Here’s some of the top stories on this, the last Monday of August. Also, fair warning: Christmas retail promotions are imminent. With the state of the economy being what it is, retailers know all too well that seasonality helps; especially one that makes us smile, sing songs, and … spend money.
Maybe saving money is not better with friends: Facebook axes deals
Titans of Tech 2.0 are learning that size alone don’t guarantee market success. Google’s bombs include Buzz, Wave (and the jury is out on Google Plus, their new social networking site) and arguably their rocky entry into the Web retailing business with the Google Nexus smartphone in 2010. Facebook is quickly learning this lesson too. First the company quietly killed off Places which was their check-in service aimed at competing with Fourquare. Now, they’ve axed Deals. So much for taking down Groupon.
“We think there is a lot of power in a social approach to driving people into local businesses,” Facebook added in the statement. “We’ve learned a lot from our test and we’ll continue to evaluate how to best serve local businesses.”
Meanwhile, Groupon continues to prep for a $750 million IPO scheduled for later this year.
Not everything about Google Plus is positive. The social network has added an ignore button. Don’t want to hear about Steve Jobs again? You can ignore that user who incessantly posts those animated gifs and tribute videos. The feature is aimed at mimicking real life social interaction.

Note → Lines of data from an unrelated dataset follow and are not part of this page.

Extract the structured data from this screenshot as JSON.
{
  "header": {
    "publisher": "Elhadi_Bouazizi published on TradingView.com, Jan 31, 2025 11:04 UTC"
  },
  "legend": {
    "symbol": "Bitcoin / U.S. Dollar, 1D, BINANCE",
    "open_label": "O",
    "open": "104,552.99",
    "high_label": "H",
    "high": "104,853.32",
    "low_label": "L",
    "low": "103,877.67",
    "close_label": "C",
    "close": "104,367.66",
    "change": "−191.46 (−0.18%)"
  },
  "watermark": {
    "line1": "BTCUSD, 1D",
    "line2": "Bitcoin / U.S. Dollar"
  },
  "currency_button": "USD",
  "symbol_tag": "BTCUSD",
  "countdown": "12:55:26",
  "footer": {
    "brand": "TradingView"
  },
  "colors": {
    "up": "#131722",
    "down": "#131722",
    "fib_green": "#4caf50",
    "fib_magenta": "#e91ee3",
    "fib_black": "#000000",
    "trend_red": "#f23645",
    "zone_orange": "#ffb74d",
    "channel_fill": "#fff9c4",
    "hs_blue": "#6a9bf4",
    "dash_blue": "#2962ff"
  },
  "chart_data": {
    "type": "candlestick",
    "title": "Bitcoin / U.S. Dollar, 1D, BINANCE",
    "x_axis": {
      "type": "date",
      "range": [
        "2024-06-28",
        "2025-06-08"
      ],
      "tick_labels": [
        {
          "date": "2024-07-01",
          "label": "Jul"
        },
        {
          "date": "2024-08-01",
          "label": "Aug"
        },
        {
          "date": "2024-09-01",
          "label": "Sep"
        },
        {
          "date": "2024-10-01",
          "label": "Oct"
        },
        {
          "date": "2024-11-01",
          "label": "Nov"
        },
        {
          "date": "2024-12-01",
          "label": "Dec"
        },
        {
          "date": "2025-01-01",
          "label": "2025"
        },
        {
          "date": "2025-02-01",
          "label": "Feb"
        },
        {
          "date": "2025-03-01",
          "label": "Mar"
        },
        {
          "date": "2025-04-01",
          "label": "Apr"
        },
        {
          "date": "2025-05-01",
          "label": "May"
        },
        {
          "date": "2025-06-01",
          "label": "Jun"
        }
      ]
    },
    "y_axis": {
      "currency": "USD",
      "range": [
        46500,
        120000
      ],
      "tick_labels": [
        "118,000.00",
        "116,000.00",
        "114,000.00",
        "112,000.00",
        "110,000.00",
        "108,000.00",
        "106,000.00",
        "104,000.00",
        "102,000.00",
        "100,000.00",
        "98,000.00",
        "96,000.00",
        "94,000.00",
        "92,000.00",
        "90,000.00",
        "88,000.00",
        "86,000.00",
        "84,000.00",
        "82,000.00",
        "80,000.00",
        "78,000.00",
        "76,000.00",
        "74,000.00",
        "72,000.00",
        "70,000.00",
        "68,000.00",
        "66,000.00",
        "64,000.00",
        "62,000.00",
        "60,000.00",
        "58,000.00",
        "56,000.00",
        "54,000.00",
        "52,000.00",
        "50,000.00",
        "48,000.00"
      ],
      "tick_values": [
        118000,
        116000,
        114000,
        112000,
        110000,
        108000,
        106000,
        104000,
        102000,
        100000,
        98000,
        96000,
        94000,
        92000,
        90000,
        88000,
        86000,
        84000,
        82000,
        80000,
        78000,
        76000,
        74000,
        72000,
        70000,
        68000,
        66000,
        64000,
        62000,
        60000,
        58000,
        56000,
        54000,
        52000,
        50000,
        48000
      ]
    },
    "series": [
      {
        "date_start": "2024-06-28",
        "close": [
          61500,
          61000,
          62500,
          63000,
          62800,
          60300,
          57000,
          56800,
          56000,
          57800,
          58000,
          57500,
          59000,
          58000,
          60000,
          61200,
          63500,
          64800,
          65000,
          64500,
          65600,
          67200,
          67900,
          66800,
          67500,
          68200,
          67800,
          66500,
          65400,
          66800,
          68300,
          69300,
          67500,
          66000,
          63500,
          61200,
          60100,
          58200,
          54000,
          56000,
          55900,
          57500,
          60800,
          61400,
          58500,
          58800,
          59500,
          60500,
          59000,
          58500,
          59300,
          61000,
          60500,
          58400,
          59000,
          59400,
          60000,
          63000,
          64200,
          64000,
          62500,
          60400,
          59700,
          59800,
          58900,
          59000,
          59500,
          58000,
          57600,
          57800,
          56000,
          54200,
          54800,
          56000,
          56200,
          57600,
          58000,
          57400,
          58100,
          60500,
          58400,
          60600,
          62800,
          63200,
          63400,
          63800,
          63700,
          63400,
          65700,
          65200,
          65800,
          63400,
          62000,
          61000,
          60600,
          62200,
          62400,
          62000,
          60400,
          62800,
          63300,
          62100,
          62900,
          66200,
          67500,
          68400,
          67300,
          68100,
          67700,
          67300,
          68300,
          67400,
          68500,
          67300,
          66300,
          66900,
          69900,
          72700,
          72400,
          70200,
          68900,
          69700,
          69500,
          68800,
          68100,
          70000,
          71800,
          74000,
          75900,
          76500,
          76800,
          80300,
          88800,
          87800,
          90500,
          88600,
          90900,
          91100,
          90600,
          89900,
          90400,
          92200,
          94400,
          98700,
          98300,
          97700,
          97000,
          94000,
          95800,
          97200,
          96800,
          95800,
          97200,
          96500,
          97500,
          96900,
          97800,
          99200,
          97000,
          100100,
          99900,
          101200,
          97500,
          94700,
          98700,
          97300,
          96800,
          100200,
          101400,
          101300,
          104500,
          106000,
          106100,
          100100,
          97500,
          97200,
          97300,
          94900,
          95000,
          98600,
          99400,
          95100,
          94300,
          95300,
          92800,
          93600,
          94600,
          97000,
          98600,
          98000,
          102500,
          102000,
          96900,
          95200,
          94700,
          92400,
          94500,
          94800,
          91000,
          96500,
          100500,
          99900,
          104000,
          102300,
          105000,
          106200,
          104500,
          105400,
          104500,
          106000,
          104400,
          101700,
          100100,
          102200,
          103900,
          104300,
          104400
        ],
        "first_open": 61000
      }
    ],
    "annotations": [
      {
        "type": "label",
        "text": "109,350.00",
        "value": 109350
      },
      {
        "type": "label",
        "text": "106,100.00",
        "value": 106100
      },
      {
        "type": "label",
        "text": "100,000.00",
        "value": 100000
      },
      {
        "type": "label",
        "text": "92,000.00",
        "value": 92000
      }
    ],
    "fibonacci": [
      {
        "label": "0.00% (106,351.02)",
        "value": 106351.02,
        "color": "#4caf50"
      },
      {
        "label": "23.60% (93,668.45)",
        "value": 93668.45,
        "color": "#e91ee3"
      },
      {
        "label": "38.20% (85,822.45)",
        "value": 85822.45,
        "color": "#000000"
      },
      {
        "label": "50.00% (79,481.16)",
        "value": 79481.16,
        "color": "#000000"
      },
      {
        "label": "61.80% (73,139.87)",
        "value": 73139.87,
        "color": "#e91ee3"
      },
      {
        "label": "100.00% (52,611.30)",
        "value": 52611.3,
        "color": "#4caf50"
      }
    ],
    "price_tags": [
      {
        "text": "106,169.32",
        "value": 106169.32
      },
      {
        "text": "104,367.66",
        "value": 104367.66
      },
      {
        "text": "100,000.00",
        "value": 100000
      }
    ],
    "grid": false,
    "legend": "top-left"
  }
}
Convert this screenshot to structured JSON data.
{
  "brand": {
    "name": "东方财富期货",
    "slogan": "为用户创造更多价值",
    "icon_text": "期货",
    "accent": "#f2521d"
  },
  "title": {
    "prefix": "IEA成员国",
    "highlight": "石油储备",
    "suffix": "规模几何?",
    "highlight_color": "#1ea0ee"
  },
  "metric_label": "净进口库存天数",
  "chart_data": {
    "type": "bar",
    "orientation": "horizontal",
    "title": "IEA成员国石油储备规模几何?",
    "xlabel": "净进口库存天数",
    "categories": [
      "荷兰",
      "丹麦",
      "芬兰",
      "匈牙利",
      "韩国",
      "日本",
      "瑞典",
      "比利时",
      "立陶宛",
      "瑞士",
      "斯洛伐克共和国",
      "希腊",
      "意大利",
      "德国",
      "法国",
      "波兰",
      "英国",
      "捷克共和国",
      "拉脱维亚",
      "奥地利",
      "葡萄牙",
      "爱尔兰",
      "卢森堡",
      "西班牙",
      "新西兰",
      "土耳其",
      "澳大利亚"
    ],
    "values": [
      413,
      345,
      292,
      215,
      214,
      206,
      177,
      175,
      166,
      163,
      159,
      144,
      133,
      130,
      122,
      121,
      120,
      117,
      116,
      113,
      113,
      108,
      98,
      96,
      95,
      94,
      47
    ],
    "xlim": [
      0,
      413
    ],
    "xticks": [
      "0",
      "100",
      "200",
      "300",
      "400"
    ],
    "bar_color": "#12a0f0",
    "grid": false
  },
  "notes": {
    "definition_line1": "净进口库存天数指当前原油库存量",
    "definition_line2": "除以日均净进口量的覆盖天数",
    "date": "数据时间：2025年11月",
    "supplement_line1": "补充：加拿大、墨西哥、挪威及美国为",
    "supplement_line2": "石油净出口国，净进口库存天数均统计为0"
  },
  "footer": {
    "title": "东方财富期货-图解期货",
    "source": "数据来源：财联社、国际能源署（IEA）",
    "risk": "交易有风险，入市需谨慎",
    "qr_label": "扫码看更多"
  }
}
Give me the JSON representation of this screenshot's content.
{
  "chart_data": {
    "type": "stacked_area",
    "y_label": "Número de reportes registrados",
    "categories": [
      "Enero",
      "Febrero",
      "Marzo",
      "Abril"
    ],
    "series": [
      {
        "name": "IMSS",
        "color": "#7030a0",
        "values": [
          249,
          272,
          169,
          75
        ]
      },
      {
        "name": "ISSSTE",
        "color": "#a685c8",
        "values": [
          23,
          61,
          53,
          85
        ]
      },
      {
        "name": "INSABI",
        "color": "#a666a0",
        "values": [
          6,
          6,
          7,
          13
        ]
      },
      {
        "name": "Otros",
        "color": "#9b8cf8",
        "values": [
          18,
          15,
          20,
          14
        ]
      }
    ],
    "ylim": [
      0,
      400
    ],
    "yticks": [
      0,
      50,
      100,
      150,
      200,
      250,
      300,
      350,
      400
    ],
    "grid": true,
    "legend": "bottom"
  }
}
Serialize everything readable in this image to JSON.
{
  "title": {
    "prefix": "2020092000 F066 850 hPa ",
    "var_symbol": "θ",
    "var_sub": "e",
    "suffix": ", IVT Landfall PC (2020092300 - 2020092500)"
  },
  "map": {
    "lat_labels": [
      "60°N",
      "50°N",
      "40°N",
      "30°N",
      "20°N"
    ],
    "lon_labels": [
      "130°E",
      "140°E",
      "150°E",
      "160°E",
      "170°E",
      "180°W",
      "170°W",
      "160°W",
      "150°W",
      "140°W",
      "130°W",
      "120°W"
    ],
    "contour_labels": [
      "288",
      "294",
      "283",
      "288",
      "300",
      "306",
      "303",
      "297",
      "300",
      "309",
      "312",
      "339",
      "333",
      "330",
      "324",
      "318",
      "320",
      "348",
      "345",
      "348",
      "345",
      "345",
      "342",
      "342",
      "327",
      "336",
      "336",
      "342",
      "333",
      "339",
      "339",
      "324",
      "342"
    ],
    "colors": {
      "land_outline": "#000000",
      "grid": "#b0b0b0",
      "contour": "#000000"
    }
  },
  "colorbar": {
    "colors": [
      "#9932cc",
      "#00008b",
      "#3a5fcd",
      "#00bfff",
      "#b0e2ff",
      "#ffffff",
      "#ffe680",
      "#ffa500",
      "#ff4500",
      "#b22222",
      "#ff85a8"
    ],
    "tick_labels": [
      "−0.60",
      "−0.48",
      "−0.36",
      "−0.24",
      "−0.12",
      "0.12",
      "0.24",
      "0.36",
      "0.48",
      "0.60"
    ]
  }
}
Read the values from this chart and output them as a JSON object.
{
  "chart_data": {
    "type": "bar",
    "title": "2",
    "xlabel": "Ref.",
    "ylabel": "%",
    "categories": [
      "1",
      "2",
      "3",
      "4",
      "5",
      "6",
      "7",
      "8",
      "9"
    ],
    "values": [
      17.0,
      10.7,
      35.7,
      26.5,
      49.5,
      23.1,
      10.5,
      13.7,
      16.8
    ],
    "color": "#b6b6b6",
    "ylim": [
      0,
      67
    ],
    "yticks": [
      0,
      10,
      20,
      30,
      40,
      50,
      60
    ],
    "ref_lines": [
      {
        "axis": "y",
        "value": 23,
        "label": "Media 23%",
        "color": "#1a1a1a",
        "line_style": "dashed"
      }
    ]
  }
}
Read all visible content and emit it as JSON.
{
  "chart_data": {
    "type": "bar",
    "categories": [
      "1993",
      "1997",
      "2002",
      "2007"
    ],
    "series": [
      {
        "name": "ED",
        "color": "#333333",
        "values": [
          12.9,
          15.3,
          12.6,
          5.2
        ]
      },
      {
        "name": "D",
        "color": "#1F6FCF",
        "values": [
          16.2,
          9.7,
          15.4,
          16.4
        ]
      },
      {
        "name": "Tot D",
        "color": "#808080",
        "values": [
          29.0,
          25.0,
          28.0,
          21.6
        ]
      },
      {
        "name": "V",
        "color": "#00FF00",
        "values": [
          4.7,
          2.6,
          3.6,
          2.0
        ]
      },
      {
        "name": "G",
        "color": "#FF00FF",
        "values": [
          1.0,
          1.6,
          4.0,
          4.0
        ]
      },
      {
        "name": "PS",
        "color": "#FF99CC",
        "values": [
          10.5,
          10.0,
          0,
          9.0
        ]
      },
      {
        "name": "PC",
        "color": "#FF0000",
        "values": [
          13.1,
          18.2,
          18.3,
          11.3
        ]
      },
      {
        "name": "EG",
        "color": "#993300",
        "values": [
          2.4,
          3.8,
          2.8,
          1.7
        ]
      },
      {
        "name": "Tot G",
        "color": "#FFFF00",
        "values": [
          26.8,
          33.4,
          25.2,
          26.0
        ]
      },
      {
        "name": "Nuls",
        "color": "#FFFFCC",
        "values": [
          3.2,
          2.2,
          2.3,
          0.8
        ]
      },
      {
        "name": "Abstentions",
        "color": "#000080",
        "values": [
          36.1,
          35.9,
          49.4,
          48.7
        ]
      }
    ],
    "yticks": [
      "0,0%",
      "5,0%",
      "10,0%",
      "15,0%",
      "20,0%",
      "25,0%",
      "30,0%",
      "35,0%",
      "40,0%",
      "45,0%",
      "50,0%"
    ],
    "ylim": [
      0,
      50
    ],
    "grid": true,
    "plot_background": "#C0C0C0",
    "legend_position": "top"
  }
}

“Ignoring someone is basically saying you’re just not interested,” wrote Google engineer Olga Wichrowska. “Maybe you don’t know them or maybe you don’t want to see what they’re sharing.”
Young women leading social media charge
If you think social media is the province of gadget-hoarding teen boys, think again. A recent report reveals that young women are leading the charge. Pew, who commissioned the report (based on a survey of 2,277 adults), calls young adult women the “power users” of social-media sites. Overall, 69% of women on the Web said they use social networking, compared to 60% of all men.